In 2010, he founded the Savvy Gallery in Berlin, bringing together art from the West and elsewhere, and in 2017 was one of the curators of Documenta, a prestigious contemporary art event in the German city of Kassel.

Convinced of the belief that history “has been written by a particular type of people, mostly white and men,” Ndikung has had all the rooms in the HKW renamed after women.

These are figures who have “done something important in the advancement of the world” but were “erased” from history, he added. Among them is Frenchwoman Paulette Nardal, born in Martinique in 1896.

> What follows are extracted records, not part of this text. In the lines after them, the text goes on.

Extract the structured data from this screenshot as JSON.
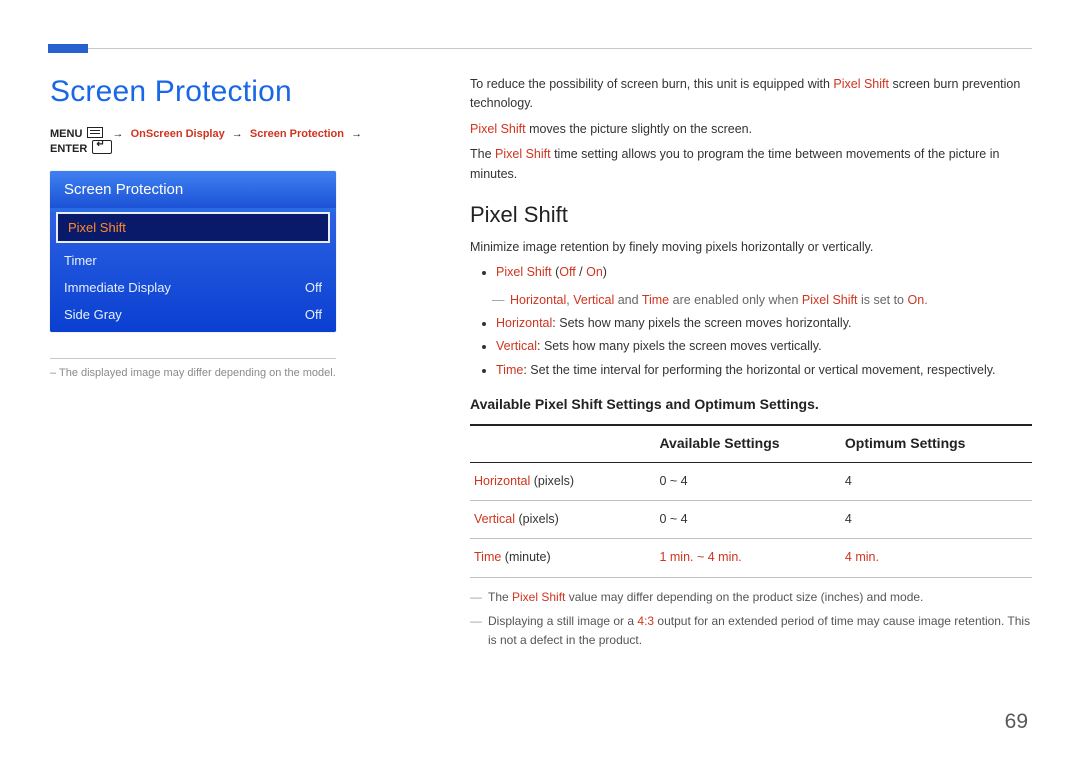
{
  "page_number": "69",
  "title": "Screen Protection",
  "breadcrumb": {
    "menu_label": "MENU",
    "path1": "OnScreen Display",
    "path2": "Screen Protection",
    "enter_label": "ENTER"
  },
  "osd": {
    "header": "Screen Protection",
    "rows": [
      {
        "label": "Pixel Shift",
        "value": "",
        "selected": true
      },
      {
        "label": "Timer",
        "value": "",
        "selected": false
      },
      {
        "label": "Immediate Display",
        "value": "Off",
        "selected": false
      },
      {
        "label": "Side Gray",
        "value": "Off",
        "selected": false
      }
    ]
  },
  "caption_note_prefix": "– ",
  "caption_note": "The displayed image may differ depending on the model.",
  "intro": {
    "line1a": "To reduce the possibility of screen burn, this unit is equipped with ",
    "line1b_red": "Pixel Shift",
    "line1c": " screen burn prevention technology.",
    "line2a_red": "Pixel Shift",
    "line2b": " moves the picture slightly on the screen.",
    "line3a": "The ",
    "line3b_red": "Pixel Shift",
    "line3c": " time setting allows you to program the time between movements of the picture in minutes."
  },
  "section_heading": "Pixel Shift",
  "section_lead": "Minimize image retention by finely moving pixels horizontally or vertically.",
  "bullet1": {
    "red": "Pixel Shift",
    "paren_open": " (",
    "red2": "Off",
    "sep": " / ",
    "red3": "On",
    "paren_close": ")"
  },
  "subnote": {
    "h_red": "Horizontal",
    "v_red": "Vertical",
    "and_txt": " and ",
    "t_red": "Time",
    "txt_a": " are enabled only when ",
    "ps_red": "Pixel Shift",
    "txt_b": " is set to ",
    "on_red": "On",
    "dot": "."
  },
  "sub_bullets": [
    {
      "label_red": "Horizontal",
      "text": ": Sets how many pixels the screen moves horizontally."
    },
    {
      "label_red": "Vertical",
      "text": ": Sets how many pixels the screen moves vertically."
    },
    {
      "label_red": "Time",
      "text": ": Set the time interval for performing the horizontal or vertical movement, respectively."
    }
  ],
  "table_title": "Available Pixel Shift Settings and Optimum Settings.",
  "chart_data": {
    "type": "table",
    "columns": [
      "",
      "Available Settings",
      "Optimum Settings"
    ],
    "rows": [
      {
        "name_red": "Horizontal",
        "name_suffix": " (pixels)",
        "available": "0 ~ 4",
        "available_is_red": false,
        "optimum": "4",
        "optimum_is_red": false
      },
      {
        "name_red": "Vertical",
        "name_suffix": " (pixels)",
        "available": "0 ~ 4",
        "available_is_red": false,
        "optimum": "4",
        "optimum_is_red": false
      },
      {
        "name_red": "Time",
        "name_suffix": " (minute)",
        "available": "1 min. ~ 4 min.",
        "available_is_red": true,
        "optimum": "4 min.",
        "optimum_is_red": true
      }
    ]
  },
  "foot_notes": {
    "n1a": "The ",
    "n1b_red": "Pixel Shift",
    "n1c": " value may differ depending on the product size (inches) and mode.",
    "n2a": "Displaying a still image or a ",
    "n2b_red": "4:3",
    "n2c": " output for an extended period of time may cause image retention. This is not a defect in the product."
  }
}
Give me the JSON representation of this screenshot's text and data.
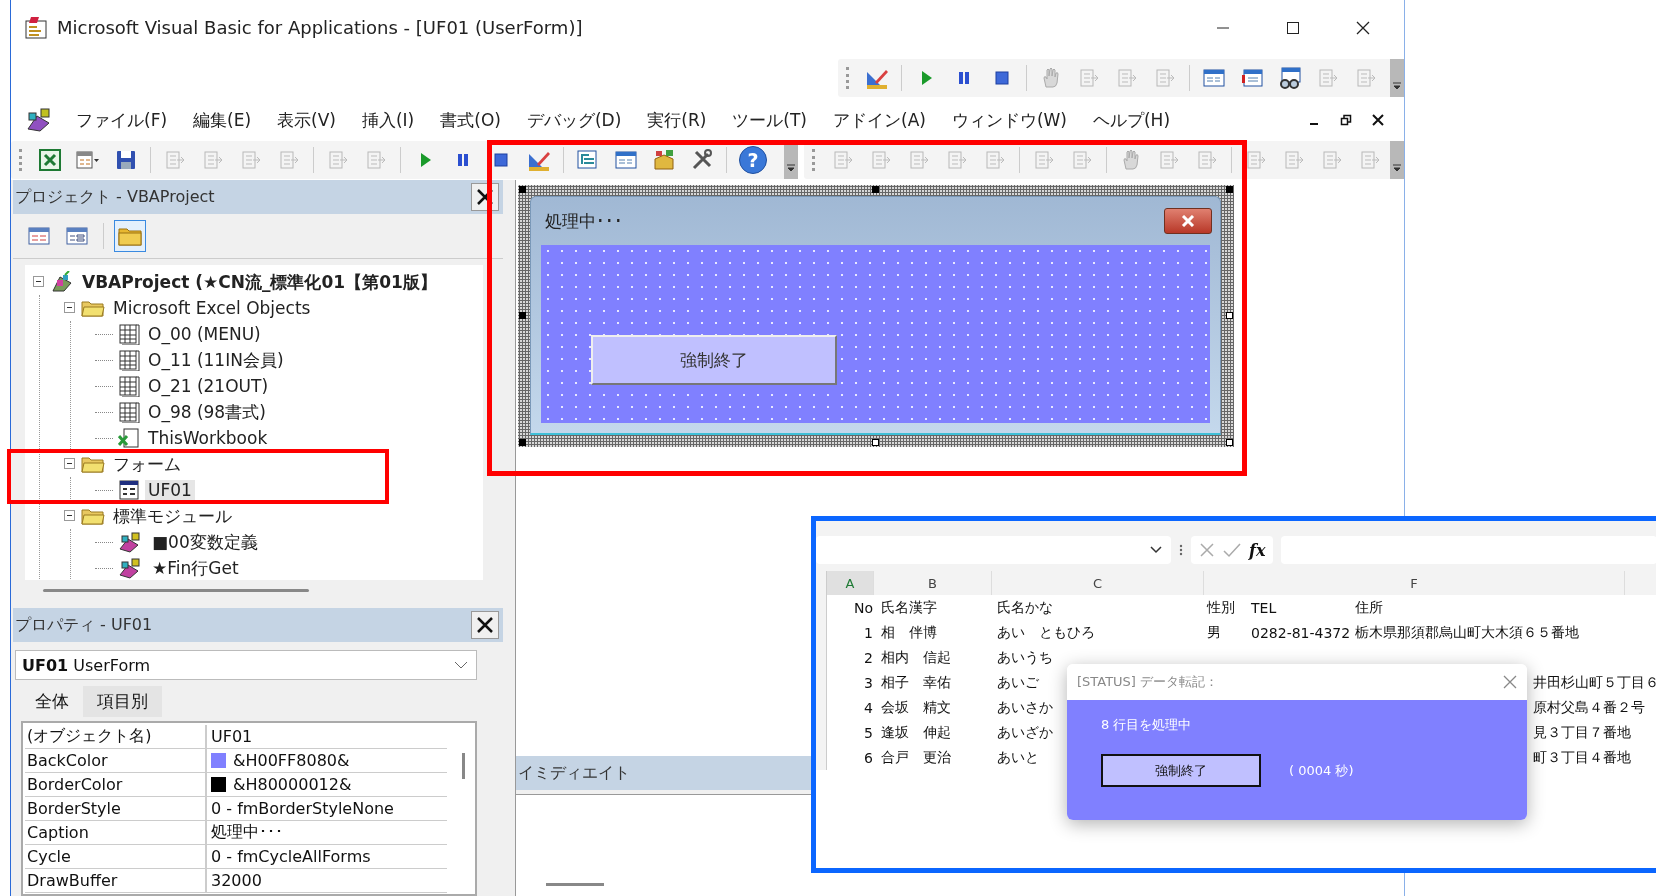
{
  "window": {
    "title": "Microsoft Visual Basic for Applications - [UF01 (UserForm)]"
  },
  "menu": [
    {
      "label": "ファイル(F)"
    },
    {
      "label": "編集(E)"
    },
    {
      "label": "表示(V)"
    },
    {
      "label": "挿入(I)"
    },
    {
      "label": "書式(O)"
    },
    {
      "label": "デバッグ(D)"
    },
    {
      "label": "実行(R)"
    },
    {
      "label": "ツール(T)"
    },
    {
      "label": "アドイン(A)"
    },
    {
      "label": "ウィンドウ(W)"
    },
    {
      "label": "ヘルプ(H)"
    }
  ],
  "toolbar": {
    "help_glyph": "?"
  },
  "project": {
    "title": "プロジェクト - VBAProject",
    "tree": [
      {
        "label": "VBAProject (★CN流_標準化01【第01版】",
        "kind": "project",
        "expanded": true,
        "selected": false,
        "children": [
          {
            "label": "Microsoft Excel Objects",
            "kind": "folder",
            "expanded": true,
            "selected": false,
            "children": [
              {
                "label": "O_00 (MENU)",
                "kind": "sheet",
                "selected": false
              },
              {
                "label": "O_11 (11IN会員)",
                "kind": "sheet",
                "selected": false
              },
              {
                "label": "O_21 (21OUT)",
                "kind": "sheet",
                "selected": false
              },
              {
                "label": "O_98 (98書式)",
                "kind": "sheet",
                "selected": false
              },
              {
                "label": "ThisWorkbook",
                "kind": "workbook",
                "selected": false
              }
            ]
          },
          {
            "label": "フォーム",
            "kind": "folder",
            "expanded": true,
            "selected": false,
            "children": [
              {
                "label": "UF01",
                "kind": "form",
                "selected": true
              }
            ]
          },
          {
            "label": "標準モジュール",
            "kind": "folder",
            "expanded": true,
            "selected": false,
            "children": [
              {
                "label": "■00変数定義",
                "kind": "module",
                "selected": false
              },
              {
                "label": "★Fin行Get",
                "kind": "module",
                "selected": false
              }
            ]
          }
        ]
      }
    ]
  },
  "properties": {
    "title": "プロパティ - UF01",
    "object": "**UF01** UserForm",
    "tabs": [
      {
        "label": "全体",
        "selected": true
      },
      {
        "label": "項目別",
        "selected": false
      }
    ],
    "rows": [
      {
        "name": "(オブジェクト名)",
        "value": "UF01"
      },
      {
        "name": "BackColor",
        "value": "&H00FF8080&",
        "color": "#8080ff"
      },
      {
        "name": "BorderColor",
        "value": "&H80000012&",
        "color": "#000000"
      },
      {
        "name": "BorderStyle",
        "value": "0 - fmBorderStyleNone"
      },
      {
        "name": "Caption",
        "value": "処理中･･･"
      },
      {
        "name": "Cycle",
        "value": "0 - fmCycleAllForms"
      },
      {
        "name": "DrawBuffer",
        "value": "32000"
      }
    ]
  },
  "designer": {
    "form_caption": "処理中･･･",
    "button": "強制終了"
  },
  "immediate": {
    "title": "イミディエイト"
  },
  "excel": {
    "fx": "fx",
    "columns": [
      "A",
      "B",
      "C",
      "F"
    ],
    "rows": [
      {
        "kind": "full",
        "no": "No",
        "name": "氏名漢字",
        "kana": "氏名かな",
        "gender": "性別",
        "tel": "TEL",
        "address": "住所"
      },
      {
        "kind": "full",
        "no": "1",
        "name": "相　伴博",
        "kana": "あい　ともひろ",
        "gender": "男",
        "tel": "0282-81-4372",
        "address": "栃木県那須郡烏山町大木須６５番地"
      },
      {
        "kind": "covered",
        "no": "2",
        "name": "相内　信起",
        "kana": "あいうち"
      },
      {
        "kind": "covered",
        "no": "3",
        "name": "相子　幸佑",
        "kana": "あいご",
        "address": "井田杉山町５丁目６"
      },
      {
        "kind": "covered",
        "no": "4",
        "name": "会坂　精文",
        "kana": "あいさか",
        "address": "原村父島４番２号"
      },
      {
        "kind": "covered",
        "no": "5",
        "name": "逢坂　伸起",
        "kana": "あいざか",
        "address": "見３丁目７番地"
      },
      {
        "kind": "covered",
        "no": "6",
        "name": "合戸　更治",
        "kana": "あいと",
        "address": "町３丁目４番地"
      }
    ],
    "dialog": {
      "title": "[STATUS] データ転記：",
      "message": "8 行目を処理中",
      "button": "強制終了",
      "elapsed": "( 0004 秒)"
    }
  }
}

She helped inspire the creation of the “negritude” movement, which aimed to develop black literary consciousness, and was the first black woman to study at the Sorbonne in Paris.

Reassessing history

Ndikung’s appointment at the HKW comes as awareness grows in Germany about its colonial past, which has long been overshadowed by the atrocities committed during the era of Adolf Hitler’s Nazis.

Berlin has in recent years started returning looted objects to African countries which it occupied in the early 20th century — Burundi, Rwanda, Tanzania, Namibia and Cameroon.

“It’s long overdue,” said Ndikung.

He was born in Cameroon’s capital, Yaounde, into an anglophone family.

The country is majority francophone but also home to an anglophone minority and has faced deadly unrest in English-speaking areas, where armed insurgents are fighting to establish an independent homeland.

One of his dreams is to open a museum in Cameroon “bringing together historical and contemporary objects” from different countries, he said.

He would love to locate it in Bamenda, the capital of Cameroon’s restive Northwest region.

“But there is a war in Bamenda, so I can’t,” he says.